La crise de l’électricité en Afrique du Sud continue de se développer


Photo de la NASA

À la fin de l’apartheid en 1994, seuls 36 % des ménages en Afrique du Sud étaient électrifiés, presque tous les ménages blancs ayant l’électricité et la plupart des ménages noirs n’ayant pas accès à l’électricité. Dix ans plus tard, plus de 80 % des foyers étaient électrifiés. Ce fut une réalisation importante, bien qu’elle ait surtout laissé de côté les habitants des bidonvilles en croissance rapide à travers le pays.

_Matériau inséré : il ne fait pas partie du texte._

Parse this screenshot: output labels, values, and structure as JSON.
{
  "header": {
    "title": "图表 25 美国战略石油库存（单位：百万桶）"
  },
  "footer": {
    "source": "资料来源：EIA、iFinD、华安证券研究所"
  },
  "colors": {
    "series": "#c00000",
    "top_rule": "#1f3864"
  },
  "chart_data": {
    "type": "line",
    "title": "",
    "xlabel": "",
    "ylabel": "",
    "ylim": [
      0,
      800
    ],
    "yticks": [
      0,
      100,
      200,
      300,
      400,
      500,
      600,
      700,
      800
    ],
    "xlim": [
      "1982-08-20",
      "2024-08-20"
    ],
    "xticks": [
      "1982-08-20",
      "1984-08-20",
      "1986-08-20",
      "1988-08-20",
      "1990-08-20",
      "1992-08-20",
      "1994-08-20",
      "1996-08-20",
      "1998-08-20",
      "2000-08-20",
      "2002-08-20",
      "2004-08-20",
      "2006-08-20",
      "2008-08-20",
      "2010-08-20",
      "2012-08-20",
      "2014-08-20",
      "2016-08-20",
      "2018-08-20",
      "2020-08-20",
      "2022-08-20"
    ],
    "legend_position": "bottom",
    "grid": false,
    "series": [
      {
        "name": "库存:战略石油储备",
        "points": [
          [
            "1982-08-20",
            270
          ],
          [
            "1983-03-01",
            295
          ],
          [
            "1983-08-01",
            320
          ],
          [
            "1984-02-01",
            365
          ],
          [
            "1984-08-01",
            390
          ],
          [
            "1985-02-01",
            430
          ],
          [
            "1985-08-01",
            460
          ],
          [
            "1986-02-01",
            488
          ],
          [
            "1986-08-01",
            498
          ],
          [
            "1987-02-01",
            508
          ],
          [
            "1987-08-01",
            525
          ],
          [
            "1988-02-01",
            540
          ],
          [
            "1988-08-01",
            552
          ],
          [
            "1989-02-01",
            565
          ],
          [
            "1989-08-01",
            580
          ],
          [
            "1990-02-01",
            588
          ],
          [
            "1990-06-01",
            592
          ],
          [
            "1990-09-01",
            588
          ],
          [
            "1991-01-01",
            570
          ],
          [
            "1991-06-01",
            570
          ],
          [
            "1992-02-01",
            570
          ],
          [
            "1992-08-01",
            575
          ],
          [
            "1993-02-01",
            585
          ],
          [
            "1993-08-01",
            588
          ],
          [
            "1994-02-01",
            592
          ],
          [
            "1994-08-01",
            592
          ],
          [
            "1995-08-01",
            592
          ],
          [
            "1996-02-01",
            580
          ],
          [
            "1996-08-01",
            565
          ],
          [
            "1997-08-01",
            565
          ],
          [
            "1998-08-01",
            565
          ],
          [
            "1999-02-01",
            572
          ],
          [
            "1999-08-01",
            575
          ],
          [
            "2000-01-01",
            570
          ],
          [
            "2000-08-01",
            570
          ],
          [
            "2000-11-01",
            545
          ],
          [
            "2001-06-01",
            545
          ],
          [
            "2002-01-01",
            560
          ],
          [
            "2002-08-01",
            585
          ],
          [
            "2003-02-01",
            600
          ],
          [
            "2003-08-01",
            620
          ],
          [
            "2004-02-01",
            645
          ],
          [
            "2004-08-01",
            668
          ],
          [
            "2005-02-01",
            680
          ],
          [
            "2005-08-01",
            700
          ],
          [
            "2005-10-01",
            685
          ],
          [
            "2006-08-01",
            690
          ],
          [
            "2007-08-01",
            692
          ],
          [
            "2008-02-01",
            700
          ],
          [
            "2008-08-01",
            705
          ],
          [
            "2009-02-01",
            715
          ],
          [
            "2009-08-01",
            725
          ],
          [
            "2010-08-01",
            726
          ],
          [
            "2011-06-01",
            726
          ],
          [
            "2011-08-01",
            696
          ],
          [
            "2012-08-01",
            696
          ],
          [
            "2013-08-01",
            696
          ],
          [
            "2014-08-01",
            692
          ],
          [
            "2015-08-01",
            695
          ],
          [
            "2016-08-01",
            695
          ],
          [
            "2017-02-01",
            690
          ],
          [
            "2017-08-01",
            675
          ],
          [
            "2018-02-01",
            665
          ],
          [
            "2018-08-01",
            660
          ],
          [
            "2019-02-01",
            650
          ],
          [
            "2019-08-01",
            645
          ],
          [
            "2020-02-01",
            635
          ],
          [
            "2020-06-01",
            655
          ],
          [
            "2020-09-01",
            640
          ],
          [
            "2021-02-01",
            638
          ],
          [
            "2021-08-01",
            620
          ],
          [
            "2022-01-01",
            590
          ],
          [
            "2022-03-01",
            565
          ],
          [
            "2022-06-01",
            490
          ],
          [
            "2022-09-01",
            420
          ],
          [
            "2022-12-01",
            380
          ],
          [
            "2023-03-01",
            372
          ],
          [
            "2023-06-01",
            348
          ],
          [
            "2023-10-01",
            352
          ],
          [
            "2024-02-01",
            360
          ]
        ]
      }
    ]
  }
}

Mais ce progrès s’est arrêté en 2007 lorsque l’Afrique du Sud a commencé à endurer le « délestage », c’est-à-dire la coupure de l’alimentation électrique de différentes zones par rotation. Le délestage, mis en œuvre lorsque la compagnie d’électricité publique Eskom n’est pas en mesure de fournir de l’électricité à l’ensemble du pays et que le réseau électrique doit être maintenu stable, semble avoir atteint un nouveau nadir ces derniers jours, la plupart des zones étant privées d’électricité jusqu’à 12 heures par jour. Il y a eu des avertissements selon lesquels des pannes totales pourraient être nécessaires.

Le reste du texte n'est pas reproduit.